No fue de extrañar por tanto que tres días más tarde, cuando abrigó la absoluta seguridad de que, al clarear la mañana siguiente, la vetusta carabela levaría anclas para abandonar definitivamente Isabela, el capitán León de Luna se escurriera de su lecho a media noche con el fin de encaminarse furtivamente a la playa donde se apoderó de una de las muchas piraguas que descansaban tranquilamente junto al agua.

Bogó muy despacio y, en silencio, se aproximó cautelosamente al costado de la nave, se cercioró de que nadie vigilaba en cubierta, y venciendo la instintiva repugnancia que el hedor a brea y vómitos le producía, trepó a bordo y se deslizó hasta lo más hondo de la mayor de las bodegas pese a que la sola idea de tener que volver a sufrir el martirio del mareo le enfermara.

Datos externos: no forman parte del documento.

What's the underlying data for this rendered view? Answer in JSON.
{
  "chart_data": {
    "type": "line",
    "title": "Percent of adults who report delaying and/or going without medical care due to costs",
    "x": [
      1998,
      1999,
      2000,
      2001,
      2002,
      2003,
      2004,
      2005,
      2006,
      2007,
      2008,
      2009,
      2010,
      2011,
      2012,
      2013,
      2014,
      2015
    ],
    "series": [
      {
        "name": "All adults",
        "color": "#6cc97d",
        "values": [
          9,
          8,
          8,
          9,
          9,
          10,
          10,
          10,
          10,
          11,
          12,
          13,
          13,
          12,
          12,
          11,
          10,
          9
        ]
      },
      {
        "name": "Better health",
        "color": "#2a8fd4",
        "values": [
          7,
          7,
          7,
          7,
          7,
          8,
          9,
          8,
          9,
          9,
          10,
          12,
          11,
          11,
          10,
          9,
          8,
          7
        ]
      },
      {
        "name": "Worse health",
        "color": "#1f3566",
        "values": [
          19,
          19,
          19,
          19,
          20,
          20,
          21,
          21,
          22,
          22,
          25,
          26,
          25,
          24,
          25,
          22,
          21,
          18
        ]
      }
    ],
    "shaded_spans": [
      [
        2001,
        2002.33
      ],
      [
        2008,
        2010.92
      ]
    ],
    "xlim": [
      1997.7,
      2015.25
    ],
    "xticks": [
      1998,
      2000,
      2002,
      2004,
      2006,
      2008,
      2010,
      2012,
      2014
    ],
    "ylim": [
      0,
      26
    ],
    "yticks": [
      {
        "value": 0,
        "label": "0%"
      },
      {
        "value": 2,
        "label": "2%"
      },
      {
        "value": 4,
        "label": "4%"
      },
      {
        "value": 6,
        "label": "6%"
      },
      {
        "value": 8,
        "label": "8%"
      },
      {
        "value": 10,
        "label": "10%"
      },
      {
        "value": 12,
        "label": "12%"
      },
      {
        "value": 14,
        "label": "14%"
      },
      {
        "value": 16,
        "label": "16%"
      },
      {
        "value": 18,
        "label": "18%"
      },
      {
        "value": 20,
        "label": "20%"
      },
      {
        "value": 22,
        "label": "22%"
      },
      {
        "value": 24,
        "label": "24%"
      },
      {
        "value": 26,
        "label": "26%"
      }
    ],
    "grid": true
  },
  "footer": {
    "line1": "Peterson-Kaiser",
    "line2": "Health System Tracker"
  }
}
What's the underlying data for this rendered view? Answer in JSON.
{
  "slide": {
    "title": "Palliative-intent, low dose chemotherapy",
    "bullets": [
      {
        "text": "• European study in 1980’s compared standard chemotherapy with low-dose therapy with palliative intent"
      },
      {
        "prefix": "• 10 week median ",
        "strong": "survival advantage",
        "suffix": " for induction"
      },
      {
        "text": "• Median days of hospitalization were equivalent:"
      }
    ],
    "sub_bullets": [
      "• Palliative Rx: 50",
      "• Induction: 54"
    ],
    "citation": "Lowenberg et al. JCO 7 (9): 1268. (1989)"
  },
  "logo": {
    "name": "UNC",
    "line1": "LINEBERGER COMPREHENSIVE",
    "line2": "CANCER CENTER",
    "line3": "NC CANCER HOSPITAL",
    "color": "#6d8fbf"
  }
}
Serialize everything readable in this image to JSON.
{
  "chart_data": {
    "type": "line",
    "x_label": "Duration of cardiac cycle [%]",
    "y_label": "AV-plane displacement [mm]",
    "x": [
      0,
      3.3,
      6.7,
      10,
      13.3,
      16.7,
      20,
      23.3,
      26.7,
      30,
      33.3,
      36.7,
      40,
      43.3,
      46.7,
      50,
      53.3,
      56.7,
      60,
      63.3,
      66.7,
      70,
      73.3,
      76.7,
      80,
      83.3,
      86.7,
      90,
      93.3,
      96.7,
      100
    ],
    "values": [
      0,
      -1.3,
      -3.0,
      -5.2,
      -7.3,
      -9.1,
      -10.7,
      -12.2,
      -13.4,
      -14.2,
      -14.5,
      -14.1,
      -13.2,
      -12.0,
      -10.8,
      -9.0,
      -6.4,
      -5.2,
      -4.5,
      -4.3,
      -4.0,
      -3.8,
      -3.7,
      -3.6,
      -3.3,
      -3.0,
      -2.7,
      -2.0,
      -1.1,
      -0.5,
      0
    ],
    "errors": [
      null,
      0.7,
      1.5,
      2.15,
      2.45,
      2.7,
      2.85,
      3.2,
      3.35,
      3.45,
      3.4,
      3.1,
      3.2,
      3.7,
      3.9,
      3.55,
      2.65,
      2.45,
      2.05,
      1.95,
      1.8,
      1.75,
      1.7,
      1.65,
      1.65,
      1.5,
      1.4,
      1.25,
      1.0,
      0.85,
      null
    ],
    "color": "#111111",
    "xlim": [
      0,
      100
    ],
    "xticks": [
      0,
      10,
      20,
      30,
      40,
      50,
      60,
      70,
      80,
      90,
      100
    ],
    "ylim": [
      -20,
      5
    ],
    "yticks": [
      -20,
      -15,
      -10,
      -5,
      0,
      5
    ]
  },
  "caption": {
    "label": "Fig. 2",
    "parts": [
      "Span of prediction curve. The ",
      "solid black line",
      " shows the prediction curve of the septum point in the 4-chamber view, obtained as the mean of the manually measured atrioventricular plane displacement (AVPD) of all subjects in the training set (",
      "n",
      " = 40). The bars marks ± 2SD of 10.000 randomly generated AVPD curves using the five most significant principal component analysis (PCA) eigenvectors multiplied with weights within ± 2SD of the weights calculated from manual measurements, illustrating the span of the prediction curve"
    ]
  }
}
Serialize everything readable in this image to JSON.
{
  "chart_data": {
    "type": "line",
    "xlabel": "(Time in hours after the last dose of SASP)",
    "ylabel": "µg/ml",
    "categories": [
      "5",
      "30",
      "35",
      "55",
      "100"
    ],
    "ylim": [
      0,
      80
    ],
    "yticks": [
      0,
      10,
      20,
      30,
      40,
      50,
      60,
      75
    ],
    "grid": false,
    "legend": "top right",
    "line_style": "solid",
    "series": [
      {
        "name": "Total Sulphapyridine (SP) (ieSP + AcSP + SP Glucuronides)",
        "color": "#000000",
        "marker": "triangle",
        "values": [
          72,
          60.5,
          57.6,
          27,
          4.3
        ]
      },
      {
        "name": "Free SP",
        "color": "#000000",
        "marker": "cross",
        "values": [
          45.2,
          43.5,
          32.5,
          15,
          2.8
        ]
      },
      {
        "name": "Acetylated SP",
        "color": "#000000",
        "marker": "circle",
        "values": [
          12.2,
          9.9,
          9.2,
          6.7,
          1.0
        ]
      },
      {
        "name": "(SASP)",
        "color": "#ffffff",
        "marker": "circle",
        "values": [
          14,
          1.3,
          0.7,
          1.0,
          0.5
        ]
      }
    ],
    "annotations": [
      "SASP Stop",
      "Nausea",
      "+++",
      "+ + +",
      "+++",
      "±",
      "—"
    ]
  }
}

Con el alba, y cuando el sol luchaba aún por proporcionarle a una parte de la tierra un nuevo y hermoso día, la cochambrosa embarcación izó sus velas macheteando mansamente en dirección a mar abierto, observada en silencio por Doña Mariana Montenegro, Don Luis de Torres, «maese» Juan de la Cosa, Alonso de Ojeda, Juan de Oviedo, el marqués de Gándara, Felipe Manglano y Justo Palomino, que habían concluido de dar buena cuenta alegremente poco antes de un magnífico cerdo que la hermosa alemana había decidido sacrificar con el fin de celebrar tan señalado acontecimiento.

El navío no era ya más que apenas un punto en el horizonte, en el momento en que Alonso de Ojeda se puso al fin en pie con toda calma, y desperezándose ruidosamente, señaló divertido:

—Daría cualquier cosa por ver su cara cuando dentro de un par de días salga de la bodega y le comuniquen que su próxima escala es Cádiz.

Ingrid Grass sonrió con una cierta tristeza, aunque al aceptar la mano que el otro le tendía para ayudarle a alzarse a su vez, replicó:

—Lo malo es que volverá. Por lejos que vaya, siempre vuelve.